L'affranchissement du grand tabou.

Inceste

Étant donné qu’elle a fini de me raconter son histoire maman se lève et elle va préparer notre repas, non sans avoir refusé mon aide. Mais il faut dire qu’après avoir terminé mon deuxième verre de blanc je suis pompette, car même si je trouve mes idées toujours aussi claires, j’ai pu constater que ma langue est devenue plus lourde. C’est par conséquent d’une voix légèrement empâtée, que je lui demande tandis qu’elle s’active sans sembler pour sa part ressentir les effets de l’alcool :


 ― Mais t’en as fait beaucoup des photos et des films, M’man ?

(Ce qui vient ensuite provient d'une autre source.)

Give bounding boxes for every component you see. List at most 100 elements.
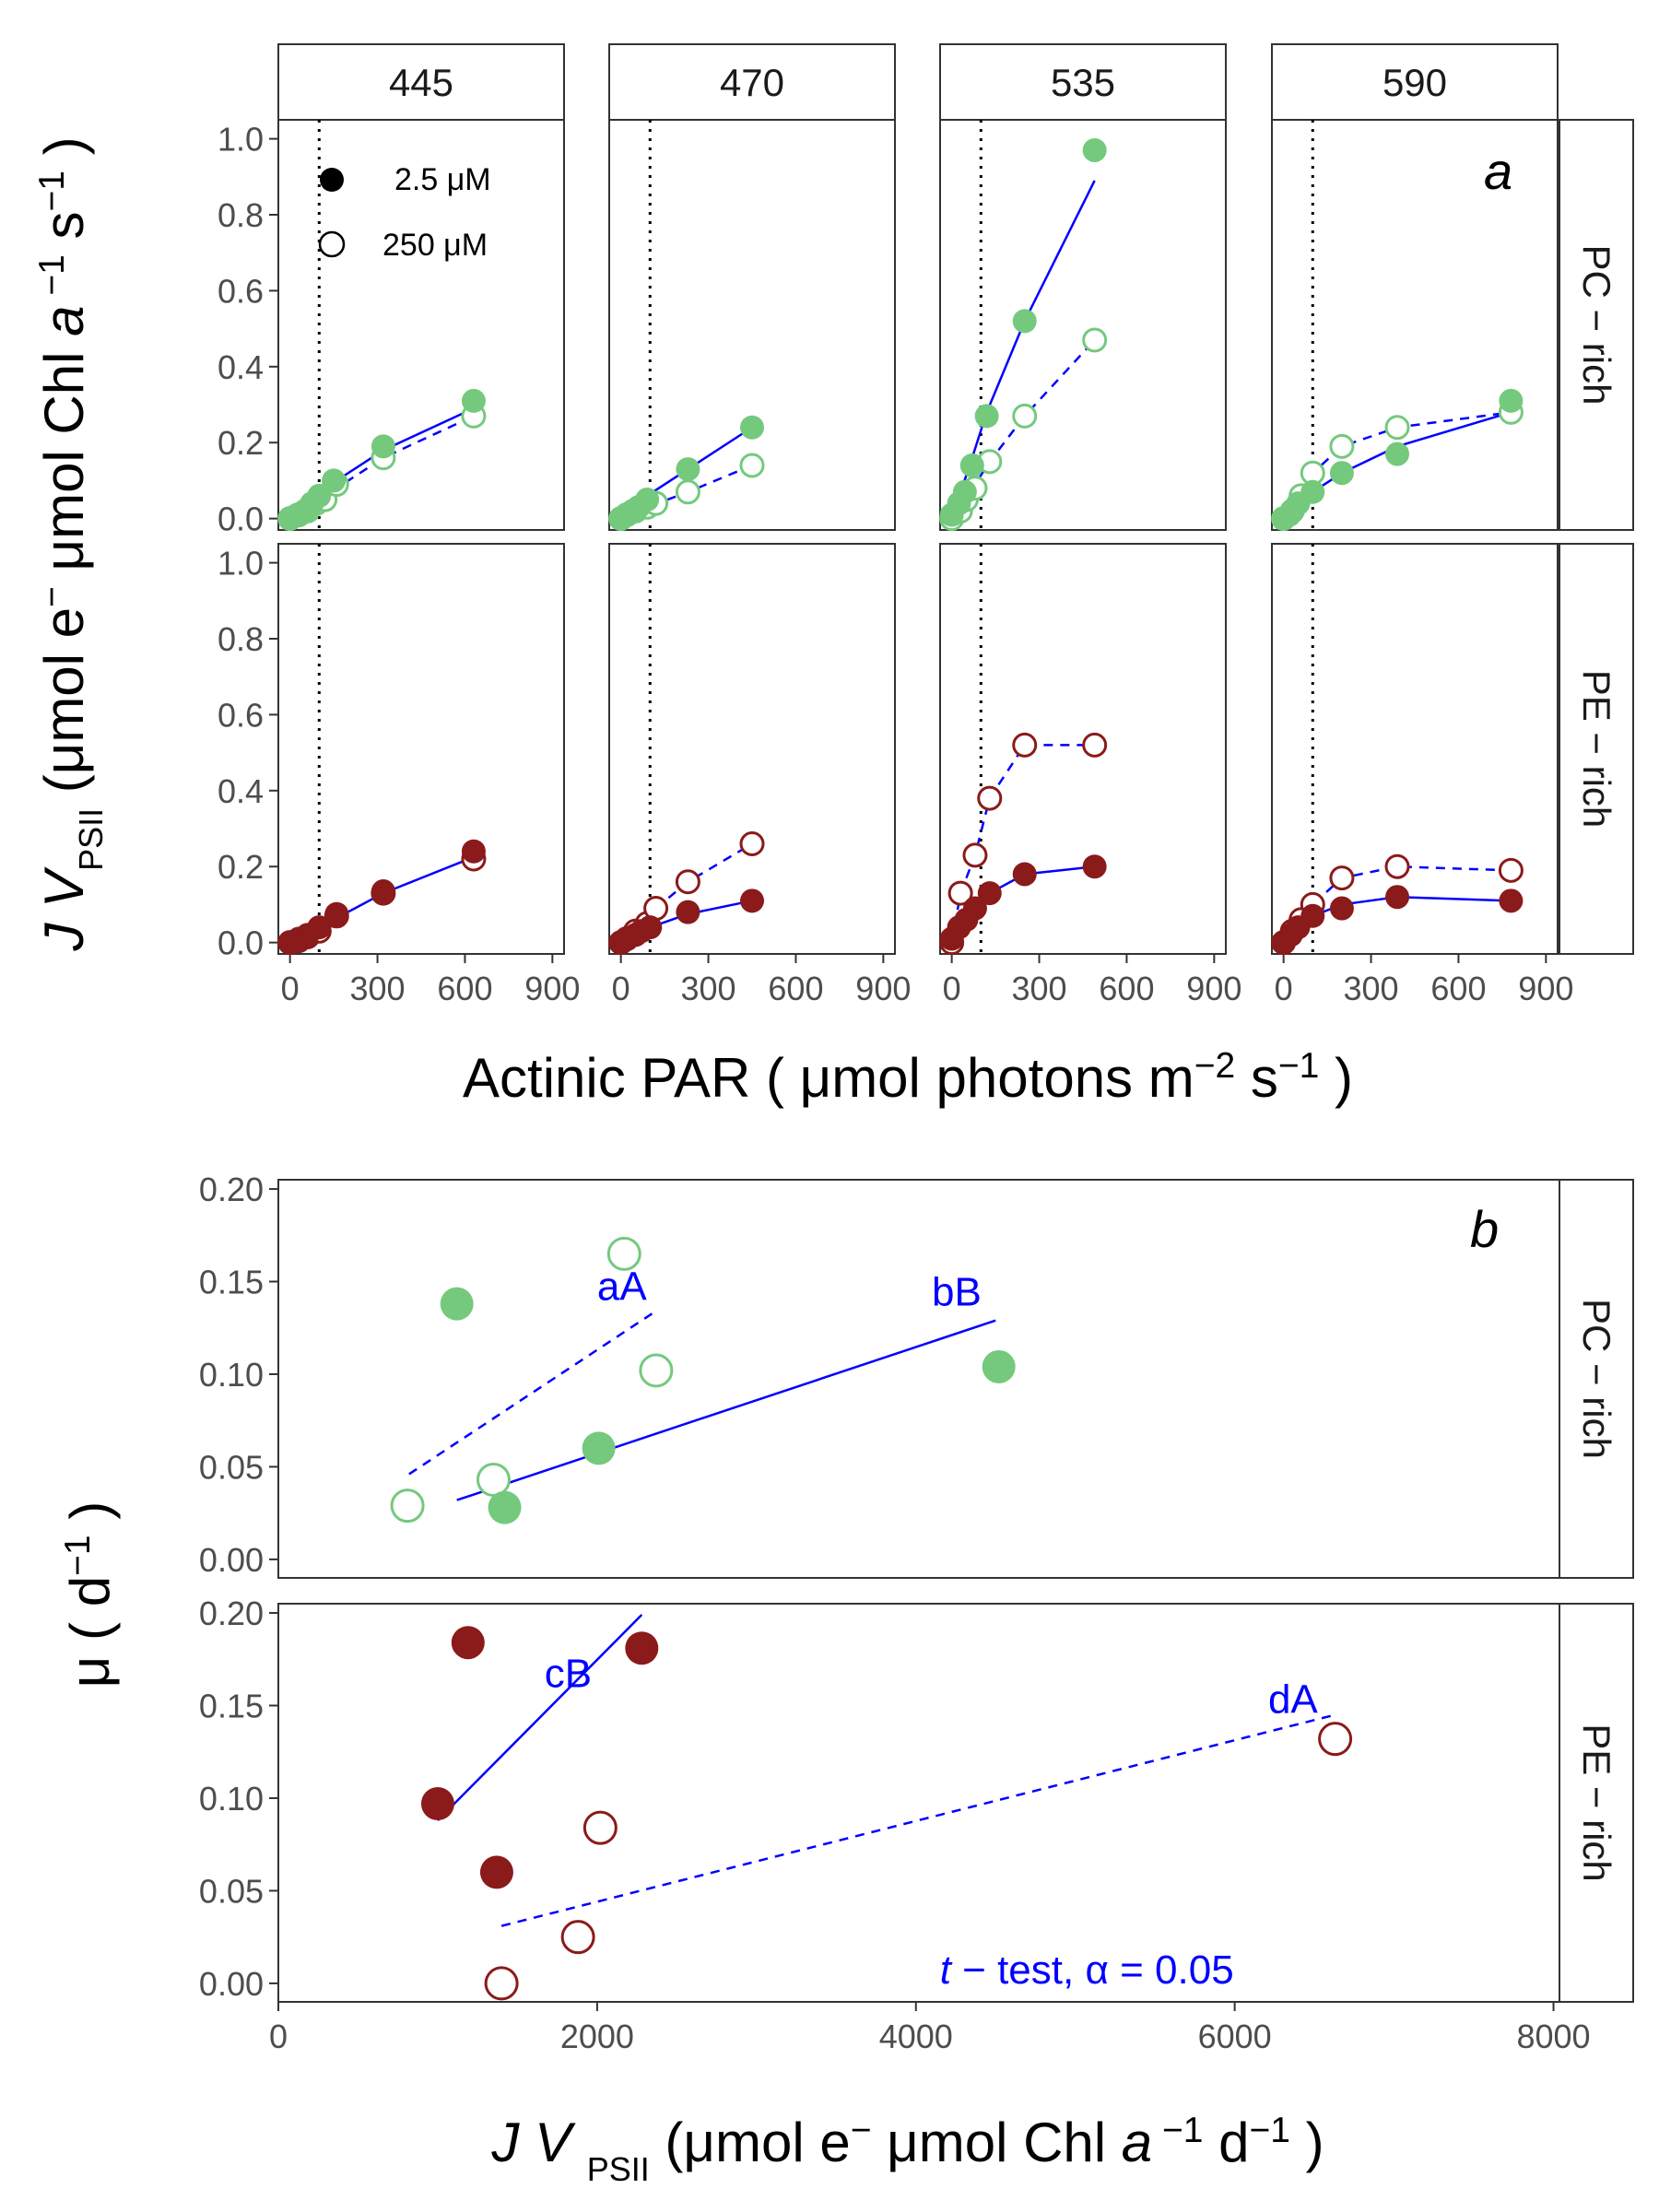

 ― Des photos il m’arrive encore d’en faire, car le suis entrée dans la catégorie des milfs. Ce qui convient à certains, surtout aux hommes les plus jeunes. Mais je le fais pour mon plaisir et celui des mateurs, car financièrement parlant, en tant que patronne je m’en tire plutôt bien. 


 Puis elle ajoute, après avoir poussé un gros soupir :


 ― En plus, à chaque fois ça me rappelle ton père, car c’est avec lui que j’ai commencé.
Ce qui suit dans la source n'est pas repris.